New Lead, Mercury Test Explored

The Utah Department of Health is exploring ways to test newborns for exposure to lead and mercury. If this state can find a practical means in which to determine how many babies have high-levels of these toxins in their bodies, it may provide a model for other states to follow.

Preliminary testing of 2,000 babies showed a handful of them had dangerous levels of one of the metals, according to an article in the Salt Lake Tribune. Children are usually only tested if their doctors or parents suspect a problem.

"Mercury is just a very, very nasty substance," Cherise Udell, founder of Utah Moms for Clean Air, said in the article. "You definitely want to know how much of it is being emitted, how it is accumulating up the food chain, what kind of accumulation [is found] in babies.
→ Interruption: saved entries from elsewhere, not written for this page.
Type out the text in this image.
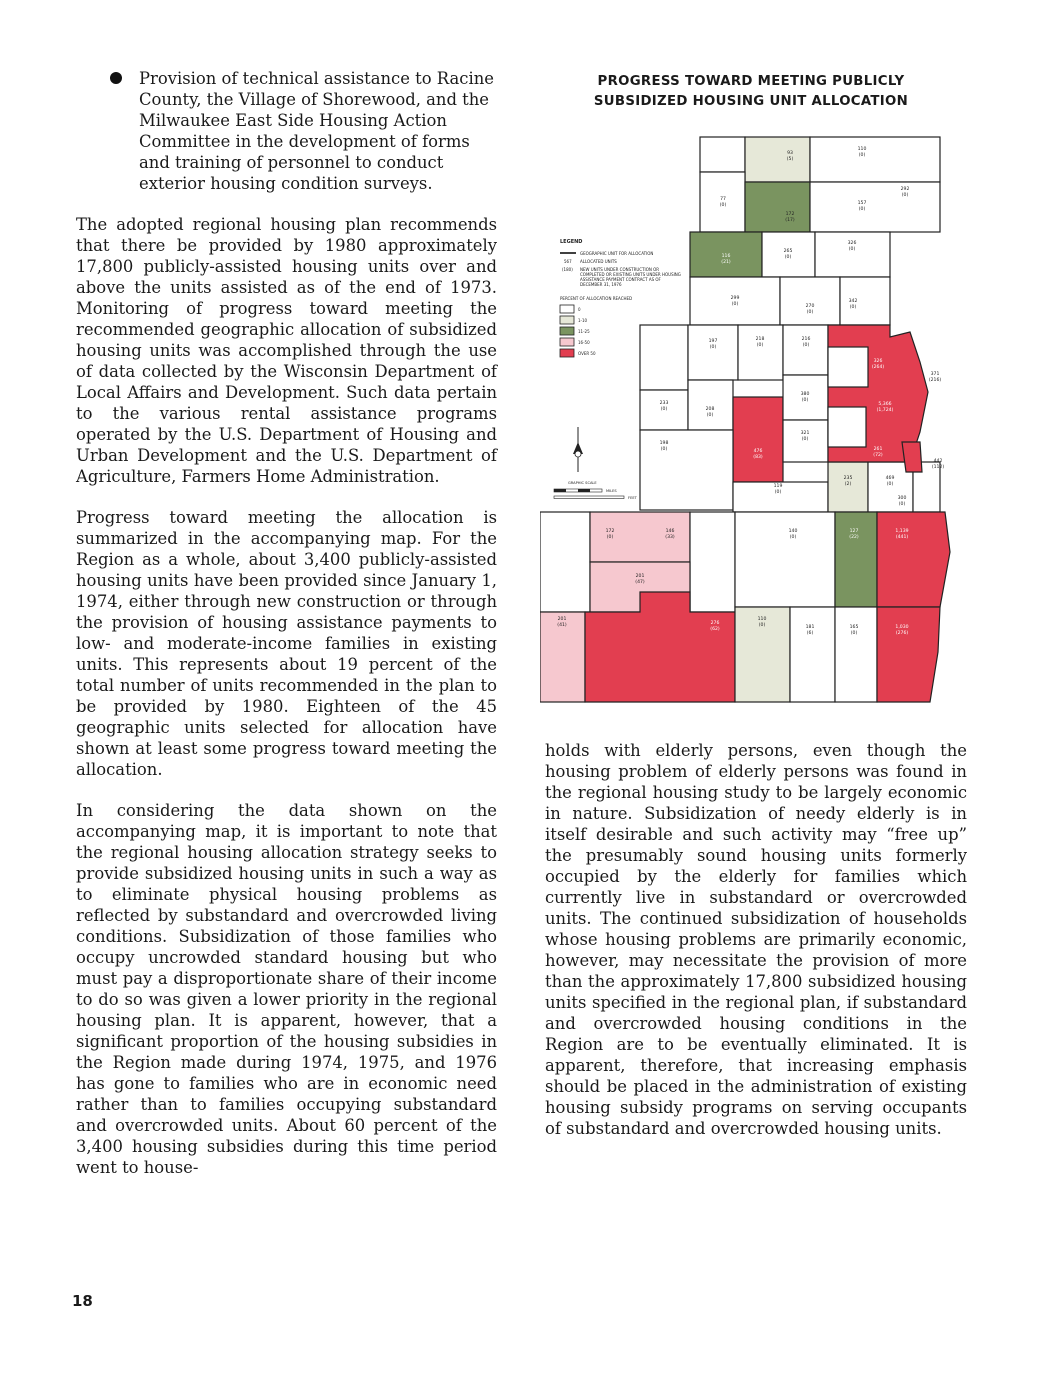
Provision of technical assistance to Racine County, the Village of Shorewood, and the Milwaukee East Side Housing Action Committee in the development of forms and training of personnel to conduct exterior housing condition surveys.

The adopted regional housing plan recommends that there be provided by 1980 approximately 17,800 publicly-assisted housing units over and above the units assisted as of the end of 1973. Monitoring of progress toward meeting the recommended geographic allocation of subsidized housing units was accomplished through the use of data collected by the Wisconsin Department of Local Affairs and Development. Such data pertain to the various rental assistance programs operated by the U.S. Department of Housing and Urban Development and the U.S. Department of Agriculture, Farmers Home Administration.

Progress toward meeting the allocation is summarized in the accompanying map. For the Region as a whole, about 3,400 publicly-assisted housing units have been provided since January 1, 1974, either through new construction or through the provision of housing assistance payments to low- and moderate-income families in existing units. This represents about 19 percent of the total number of units recommended in the plan to be provided by 1980. Eighteen of the 45 geographic units selected for allocation have shown at least some progress toward meeting the allocation.

In considering the data shown on the accompanying map, it is important to note that the regional housing allocation strategy seeks to provide subsidized housing units in such a way as to eliminate physical housing problems as reflected by substandard and overcrowded living conditions. Subsidization of those families who occupy uncrowded standard housing but who must pay a disproportionate share of their income to do so was given a lower priority in the regional housing plan. It is apparent, however, that a significant proportion of the housing subsidies in the Region made during 1974, 1975, and 1976 has gone to families who are in economic need rather than to families occupying substandard and overcrowded units. About 60 percent of the 3,400 housing subsidies during this time period went to house-

PROGRESS TOWARD MEETING PUBLICLY
SUBSIDIZED HOUSING UNIT ALLOCATION
93 (5)
110 (0)
77 (0)
172 (17)
292 (0)
157 (0)
116 (21)
265 (0)
326 (0)
299 (0)	270 (0)
342 (0)
197 (0)
218 (0)
216 (0)
326 (264)
371 (216)
233 (0)	208 (0)
380 (0)
5,366 (1,724)
321 (0)
557 (180)
198 (0)	476 (83)
261 (72)
442 (112)
119 (0)
235 (2)
469 (0)
300 (0)
172 (0)
146 (33)
140 (0)
127 (22)
1,139 (441)
201 (47)
201 (41)	276 (62)
110 (0)	181 (6)
165 (0)
1,030 (276)
LEGEND
GEOGRAPHIC UNIT FOR ALLOCATION
567 ALLOCATED UNITS
(180) NEW UNITS UNDER CONSTRUCTION OR COMPLETED OR EXISTING UNITS UNDER HOUSING ASSISTANCE PAYMENT CONTRACT AS OF DECEMBER 31, 1976
PERCENT OF ALLOCATION REACHED
0
1-10
11-25
16-50
OVER 50
GRAPHIC SCALE
MILES
FEET

holds with elderly persons, even though the housing problem of elderly persons was found in the regional housing study to be largely economic in nature. Subsidization of needy elderly is in itself desirable and such activity may “free up” the presumably sound housing units formerly occupied by the elderly for families which currently live in substandard or overcrowded units. The continued subsidization of households whose housing problems are primarily economic, however, may necessitate the provision of more than the approximately 17,800 subsidized housing units specified in the regional plan, if substandard and overcrowded housing conditions in the Region are to be eventually eliminated. It is apparent, therefore, that increasing emphasis should be placed in the administration of existing housing subsidy programs on serving occupants of substandard and overcrowded housing units.

18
It will affect their neurological development."

The article states that the National Children's Health Study will track 100,000 children in the United States - including 2,200 in Utah - from the womb to age 21.

Utah may be the only site in the study that will monitor mercury exposure and links to autism, asthma and other conditions, Rod Larson, who is working on the study as director of industrial hygiene for the Rocky Mountain Center for Occupational and Environmental Health, told the newspaper.

"The reason: Utahns are exposed to several sources of mercury pollution, from coal-burning power to mining activity to being downwind of gold mines in Nevada," the article states.

According to the National Children's Study Web site, New Jersey is not represented among the 105 study locations nationwide for 2007. Burlington, Middlesex, Passaic and Warren counties, however, are part of the study for 2008-2010.

New Jersey is downwind of many coal-burning plants in the Midwest, and parts of the Shore area have a large population of autistic children. For these reasons, we should eagerly await the study's findings and hope the results will benefit children all across the country.